私は、目の前に広げられた一面の記事に目を向ける。そこに大きく書かれた文字が、私の目を奪った。
『シグネル侯爵、不仲の妻の晴れ舞台で、エスコートを拒否される!その後も、妻は悉く夫を無視。これは、冷遇された妻からの復讐か!?』
大きく印刷された見出しの後に、爵位授与式とパーティーでの出来事が書かれていた。それによると、私は、リセナイア様のエスコートを拒否し、何度も話しかけようとする彼と距離を取り続けたのだそうだ。視線すら合わせることなく。
確かに、私は、パーティーが始まる直前、リセナイア様のエスコートの誘いを断った。けれど、それ以外のことは、全く記憶にない。そもそも、あの場で、私はリセナイア様を見かけていないのだ。
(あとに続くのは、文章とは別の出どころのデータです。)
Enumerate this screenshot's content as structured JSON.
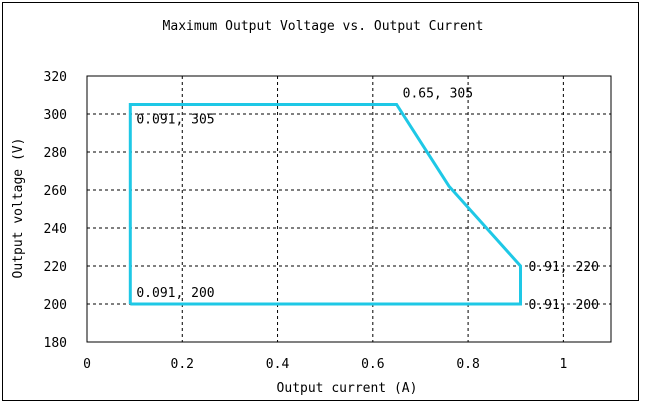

腑に落ちない想いを抱きつつも、私は記事を読み進める。更にそこには、侯爵家で冷遇されていた私の実情が事細かに記されていた。私の過去の悪評が、同窓生によって陥れられたことであったことも。まるで、私が悲劇のヒロインであるかのように。
文字を目で追うたびに、私は、短時間でここまで調べた記者へ賞賛の拍手を送った。それと同時に、一段と拗れたであろうシグネル侯爵家との関係に頭を悩ます。
私は、大きな溜息を吐いて、覚悟を決めた。これから、リセナイア様に会う覚悟を。
たっぷり時間をかけて支度した私は、中々の美人に仕上がった。パッチリした紫の瞳は、更に輝きを増し、巻かれた栗色の髪は、軽やかに背中へ流れている。ドレスも自分に良く似合っているお気に入りの物を選んだ。そんな心踊るおしゃれをしても、今から会う人物のことを考えた途端、私の気持ちは萎れていった。
私は、その心情をぶつけるように、強く握りしめた拳で応接室の扉を叩いた。ノックの音が、思いの外乱暴になったけれど、それは私の気持ちだから、部屋の中にいるリセナイア様には、しっかり受け止めてもらうしかない。
部屋に入ると、以前より大人びたリセナイア様の姿が、私の目に飛び込んできた。相変わらず美しい彼は、背筋を伸ばしてソファに座っている。その後ろには、彼の従者らしき人物が立っていた。
荒々しいノックとは打って変わり、静々とリセナイア様の前に立った私は、完璧なカーテシーで、彼に歓迎の意を示した。
そんな私に対して、リセナイア様は僅かな戸惑いを見せる。けれど、そこに、不機嫌さは欠片も感じられない。これだけ長く待たせたのに、怒っていないのだろうか。
私は、疑問に思いつつも、五年ぶりとなるリセナイア・シグネル侯爵様に対峙した。